The territory’s new deal with Ottawa to keep more money from things like mining and forestry isn’t anything to get too excited about, says Liz Hanson.
“A bigger share of nothing is still nothing,” the leader of the Opposition said Wednesday.
It’s a phrase Yukoners have heard her say before. Hanson first used it during the election campaign last fall, and she repeated it multiple times during the spring sitting when the premier and his party hinted at this coming agreement.
But the deal doesn’t mean anything until the territory has a real discussion about what they want the mining companies to pay, said Hanson.
The New Democrat wants mining companies to pay royalties sooner.
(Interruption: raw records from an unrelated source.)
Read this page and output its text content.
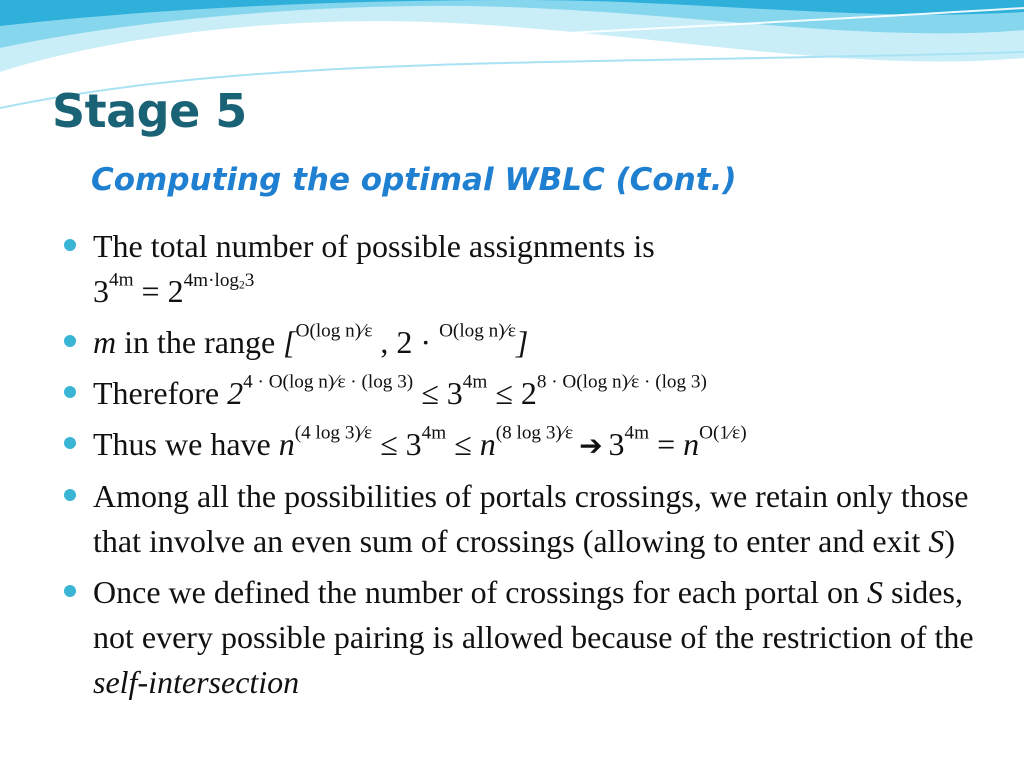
Stage 5
Computing the optimal WBLC (Cont.)
The total number of possible assignments is
$3^{4m} = 2^{4m\cdot log_23}$
m in the range [$^{O(log n)⁄\varepsilon}$ , 2 · $^{O(log n)⁄\varepsilon}$]
Therefore $2^{4 \cdot O(log n)⁄\varepsilon \cdot (log 3)} \le 3^{4m} \le 2^{8 \cdot O(log n)⁄\varepsilon \cdot (log 3)}$
Thus we have $n^{(4 log 3)⁄\varepsilon} \le 3^{4m} \le n^{(8 log 3)⁄\varepsilon}$ ➔ $3^{4m} = n^{O(1⁄\varepsilon)}$
Among all the possibilities of portals crossings, we retain only those that involve an even sum of crossings (allowing to enter and exit S)
Once we defined the number of crossings for each portal on S sides, not every possible pairing is allowed because of the restriction of the self-intersection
Currently, companies don’t need to pay royalties until they turn a profit.
The territory may portray mining as its biggest industry, but the liquor board now creates more government revenue than the resource sector, said Hanson.
“The Chamber of Mines talks about how there was $400 million of mineral production in the territory last year – well that’s not reflected in an increased royalty flow to the territory,” she said. “It’s our land and our investments we, as citizens, are asked to make in terms of roads, hydro electricity and everything else to ensure the taxation regimes, geological surveys, all the stuff that goes to facilitate the extraction of the resources from our lands.
“We think Yukoners should be first in line as wealth is created and there should be a more equitable way of sharing it.”
Hanson admits that Yukoners benefit from the jobs and contracts created by the mining and exploration industries, but she said that the first few years a mine operates – before the company declares a profit – represent a real gap in benefits for Yukoners.
Once a mining company’s shareholders start seeing a return, Yukoners should as well, said Hanson.
More royalties are on the way, assured Brad Cathers, minister of Energy, Mines and Resources, after the agreement was signed on Tuesday.
He listed companies like Victoria Gold, Alexco and Selwyn as all having plausible proposals for future mines.
Without the new deal, “we would have that significantly missed opportunity to ensure that Yukon citizens and the Yukon government are receiving a direct benefit for every project that occurs,” he said.
The new deal allows the territory to keep up to $6 million in resource revenues, up from $3 million. The agreement also allows the territory to later switch to a formula that lets it keep half of all royalties, with the remainder going to Ottawa.
The territory hasn’t yet reached its old, $3 million cap.